Cambridge, MA. I heard just yesterday that Raimon (Raimundo) Panikkar died on August 26 at his home in Tavertet in Spain. He was 91. Many will surely write in celebration of Fr Panikkar's long and very productive ministry as a scholar and spiritual master, and this brief blog is simply my own initial recognition of his passing. His biography can be read in many places, including his own site and at Wikipedia, but in all these accounts we find mention of his Indian Hindu father and Spanish Catholic mother, a double belonging that in some way helped symbolize his life-long intellectual and spiritual journey. From his early Unknown Christ of Hinduism to his recently published The Rhythm of Being — his 1989-90 Gifford Lectures — Panikkar wove together his knowledge of many religions, Hinduism and Catholicism in particular, with sensitivity to language, image, and subtle philosophical concepts. For beginners wishing to learn of his thought, his 2006 The Experience of God: Icons of the Mystery would be a good place to begin. I met him three times, and will never forget his aliveness, his good humor, and sparkle of intellectual acuity.

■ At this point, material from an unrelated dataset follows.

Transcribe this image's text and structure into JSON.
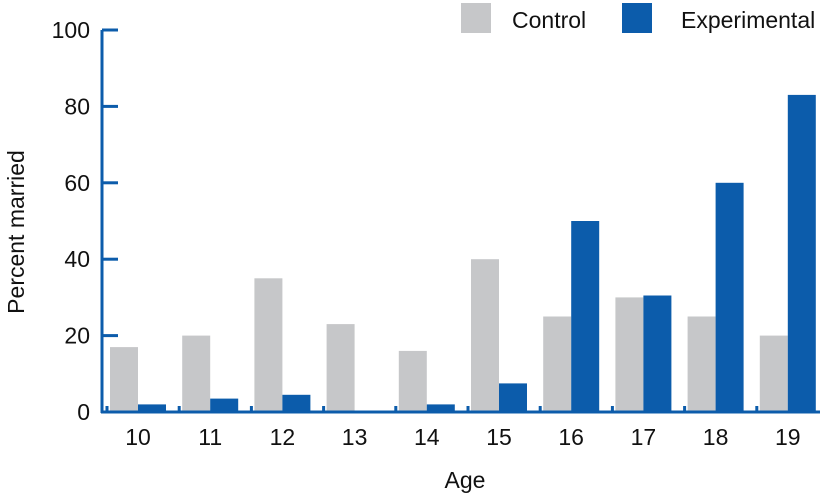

In my recent Comparative Theology, in the section discussing comparative theologians, I had occasion to refer to Fr Panikkar’s work: “Panikkar’s decision to entangle his Christian faith and theology inside the Hinduism which he inhabits demonstrates a version of the intense, engaged learning that in my view is essential to comparative theology. His preferred “mutual inhabitation” seems to me a worthy goal, the price of the engaged model of comparative theological practice… Intense particularity, becoming a part of that other tradition in some way, is the goal, rather than elegance in explanation. While we do well to avoid the wise persona he assumes in works such as The Intrareligious Dialogue — as if the comparativist, the wise man, sees what no one else sees, rising beyond each of the religions compared — I am sympathetic with his insight into how each religion is necessarily chastened and humbled by the truths of other religions. Even his idiosyncratic vocabulary suggests that his mode of intense reflection cannot be easily explained in the settled vocabulary of one or another tradition. It is nearly impossible to read Panikkar without paying special attention to the author as someone who, ever the poet, crafts his own wise speech. Panikkar wants to inspire his readers likewise to reflect on their personal location and personal choices, as they encounter the mystery of God, in person, in their embodied reality. All of this attests to what may be a shared Catholic and Hindu sacramentality… It may be that [a Catholic study of] Hinduism [always has to do] with personal engagement, loss of independence in the presence of the other, and a rediscovery of ourselves again in the home where we began.” He was, is, a kind of personal mirror in which I ponder my own meditations on Hinduism and Catholicism.
Or, more eloquently, let me close with the ancient Upanisadic words that preface The Rhythm of Being: “That is Wholeness, this is Wholeness, / From Wholeness comes Wholeness, / If Wholeness is taken from Wholeness / Wholeness will remain.” To this divine Wholeness, Fr Panikkar was an eloquent witness, and his wisdom will remain. Amen.